All punk classes welcomed anyone. Whether you were happily dancing in unison at a Mr. T Experience (pop-punk charmers) show, or getting your teeth kicked in at Poison Idea, we were all in this shit together.
Selfish Sucker lies at the latter end of the punk-rock spectrum. They’re the ones who hop on the cars of freight trains to towns far away to catch a D.O.A. or Discharge disaster-show. The drinkers of the group drink large amounts of alcohol – usually from cardboard boxes. A few might even have bicycle locks, dangling off of their ripped, camouflaged pants, covered with Conflict and Subhuman patches. They look dangerous. They are some of the nicest, most welcoming of all the subgenres.
This album, their first full-length, captures all there is to know about punk-rock music. The vocals are angry, throaty, and a little Colin Jerwood (Conflict) sounding, which amazes me. The music is heavily influenced by the Anarcho-Punk bands of the eighties, with the solo off of “Full Ahead” sounding like it could easily be on a Rudimentary Peni record. This album made me revisit a lot of really cool albums I haven’t listened to in a long while; Nausea, Caustic Christ, Capitalist Casualties, have all been on constant rotation since I have started this review. With excellent production, and ear-splitting violence, this is now my all time favorite thing about Taiwan.

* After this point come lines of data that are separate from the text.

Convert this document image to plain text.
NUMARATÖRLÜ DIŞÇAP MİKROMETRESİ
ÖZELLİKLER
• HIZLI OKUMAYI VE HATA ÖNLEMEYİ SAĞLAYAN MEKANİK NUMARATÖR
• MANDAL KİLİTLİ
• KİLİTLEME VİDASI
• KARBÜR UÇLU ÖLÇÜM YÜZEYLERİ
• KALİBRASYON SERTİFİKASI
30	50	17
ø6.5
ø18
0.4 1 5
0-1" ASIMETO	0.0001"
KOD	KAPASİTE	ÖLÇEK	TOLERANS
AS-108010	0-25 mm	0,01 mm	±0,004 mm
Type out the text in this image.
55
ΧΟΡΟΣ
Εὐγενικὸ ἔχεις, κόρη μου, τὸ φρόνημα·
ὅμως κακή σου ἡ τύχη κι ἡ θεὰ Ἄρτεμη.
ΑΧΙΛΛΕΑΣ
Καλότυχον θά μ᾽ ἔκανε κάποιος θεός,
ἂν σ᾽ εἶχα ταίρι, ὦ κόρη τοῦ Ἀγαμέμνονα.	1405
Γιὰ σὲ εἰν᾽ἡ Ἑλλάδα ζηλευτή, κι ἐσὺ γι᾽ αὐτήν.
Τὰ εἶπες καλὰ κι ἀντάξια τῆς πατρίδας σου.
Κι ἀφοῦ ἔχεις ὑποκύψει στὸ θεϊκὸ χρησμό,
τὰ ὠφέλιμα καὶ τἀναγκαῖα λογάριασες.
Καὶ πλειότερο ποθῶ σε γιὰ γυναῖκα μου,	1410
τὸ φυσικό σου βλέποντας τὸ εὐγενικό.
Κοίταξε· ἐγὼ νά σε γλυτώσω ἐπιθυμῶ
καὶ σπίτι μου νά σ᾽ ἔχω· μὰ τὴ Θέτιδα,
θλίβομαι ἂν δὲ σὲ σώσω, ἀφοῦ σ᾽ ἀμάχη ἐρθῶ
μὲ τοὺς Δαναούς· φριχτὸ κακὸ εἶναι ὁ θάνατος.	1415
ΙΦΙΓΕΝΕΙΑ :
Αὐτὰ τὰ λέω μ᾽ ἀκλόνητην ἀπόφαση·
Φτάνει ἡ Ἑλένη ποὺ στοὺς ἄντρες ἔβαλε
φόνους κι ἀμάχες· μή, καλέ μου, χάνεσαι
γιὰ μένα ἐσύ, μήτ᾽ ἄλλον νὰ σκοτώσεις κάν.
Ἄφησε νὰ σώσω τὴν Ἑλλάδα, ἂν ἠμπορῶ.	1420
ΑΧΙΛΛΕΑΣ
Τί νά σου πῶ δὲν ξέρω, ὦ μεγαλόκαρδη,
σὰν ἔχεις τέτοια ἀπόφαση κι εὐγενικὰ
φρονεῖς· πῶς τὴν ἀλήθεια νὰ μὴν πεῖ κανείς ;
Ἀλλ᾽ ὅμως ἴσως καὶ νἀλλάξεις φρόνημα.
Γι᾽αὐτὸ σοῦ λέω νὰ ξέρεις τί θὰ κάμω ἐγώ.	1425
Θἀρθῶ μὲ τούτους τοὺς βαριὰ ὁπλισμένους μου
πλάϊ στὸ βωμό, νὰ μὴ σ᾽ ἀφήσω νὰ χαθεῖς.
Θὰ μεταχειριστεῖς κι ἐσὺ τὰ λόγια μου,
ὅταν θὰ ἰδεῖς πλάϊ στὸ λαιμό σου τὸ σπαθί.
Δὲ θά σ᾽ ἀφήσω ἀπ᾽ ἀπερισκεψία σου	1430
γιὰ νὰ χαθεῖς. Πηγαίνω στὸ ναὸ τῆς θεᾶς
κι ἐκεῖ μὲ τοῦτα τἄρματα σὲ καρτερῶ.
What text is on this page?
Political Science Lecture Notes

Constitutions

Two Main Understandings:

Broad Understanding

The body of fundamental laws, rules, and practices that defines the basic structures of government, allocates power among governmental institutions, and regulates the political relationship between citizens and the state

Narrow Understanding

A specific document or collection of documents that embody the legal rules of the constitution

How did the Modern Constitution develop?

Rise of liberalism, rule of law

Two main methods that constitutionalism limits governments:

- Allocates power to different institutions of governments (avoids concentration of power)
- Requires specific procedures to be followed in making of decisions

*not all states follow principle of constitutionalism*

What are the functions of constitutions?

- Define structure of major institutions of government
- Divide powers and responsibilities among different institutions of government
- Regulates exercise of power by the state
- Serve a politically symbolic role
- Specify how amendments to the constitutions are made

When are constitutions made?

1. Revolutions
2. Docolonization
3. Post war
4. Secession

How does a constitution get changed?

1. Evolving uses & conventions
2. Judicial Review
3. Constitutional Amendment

This isn’t generic. Although, you could definitely say this style has been done before, there is something special going on here. They’re not fucking around. There’s more passion and driving aggressiveness than I have seen in recent memory.
I love Selfish Sucker.
If you like punk rock music, especially hardcore, ala Discharge/Conflict, then buy this album.
If you're having trouble finding this CD then try Splinter Records.